100 shares * $2 dividend = $200 quarterly ($800 yearly)
$800 * 10 years = $8,000
Once a company reaches a certain size, making lots of money strictly off changes in its share price is unrealistic; the real money is made in the dividends.
Review Your Allocation
Your portfolio allocation is how much of your money is in stocks versus bonds. The younger you are, the more of your money you should have in stocks because of their return potential. It can be tempting to rush and take your money out of stocks when you see the market skydiving with no parachute, but that's hustlin' ackwards for most people.
If you're young—say, in your 20s, 30s, or early 40s—your retirement account has decades to recover from these hard times. Without the advantage of time and compound interest (the 8th wonder of the world), many people's retirement savings won't be enough to last them until they kick the bucket. Don't hustle backwards; ride this out and let Father Time do the work for you.

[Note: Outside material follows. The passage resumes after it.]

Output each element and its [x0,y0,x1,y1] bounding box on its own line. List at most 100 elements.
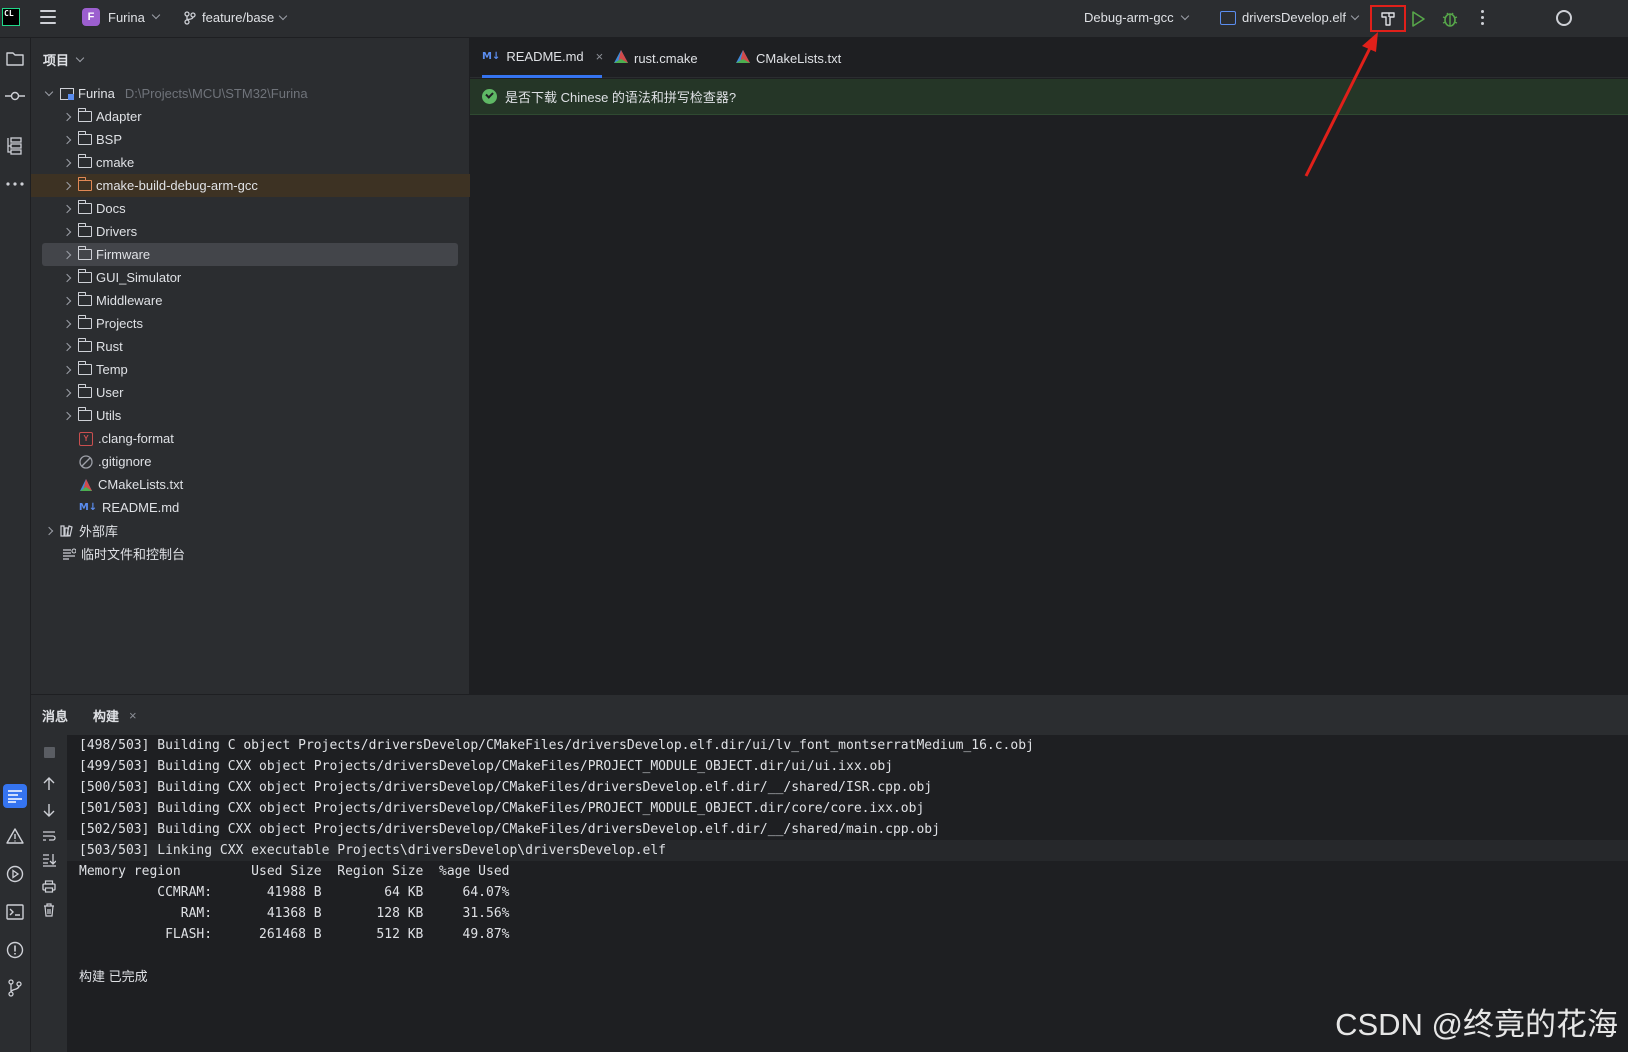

The rule of thumb is to subtract your age from 110 and have that percentage in stocks. For example, if you're 30 years old, you would have 80% of your retirement account in stocks and 20% in bonds. If you're feeling anxious because you think stocks are too risky right now, subtract your age from 100 (70% in stocks if you're 30), but you shouldn't go too much lower than that. You don't want to be 25 with 50% of your 401(k) in bonds, that's super trash. You better off giving your money to somebody in the hood and letting them flip it for you.
Buy Stocks on Discount
Warren Buffett once said, "Be fearful when others are greedy and greedy when others are fearful." With the market being so trash right now, some people see problems, others see discounts. When you invest in a company, it should be because you believe in the fundamentals of the business—what they're selling, how they manage their money, and how worth a damn their upper-level management is. Just because their stock price dropped doesn't mean those fundamentals changed.
If you're blessed to still be employed and getting paid, consider putting some extra money into the stock market. It's not like you can spend it on anything other than groceries and streaming subscriptions right now anyways. Take that bar and club money and put it towards something that's going to make you some money.
If your company matches your 401(k) contributions, contribute that amount and not a penny more. Take that extra money and put it into an IRA because you can invest in whatever you want and they have cheaper fees. With your 401(k), you can only invest in the options your company allows.
If you don't care to look into individual stocks (I don't blame you), look into exchange-traded funds (ETFs). ETFs group companies together based on specific criteria, like size or industry, and lets you invest in all of them at once. Take advantage.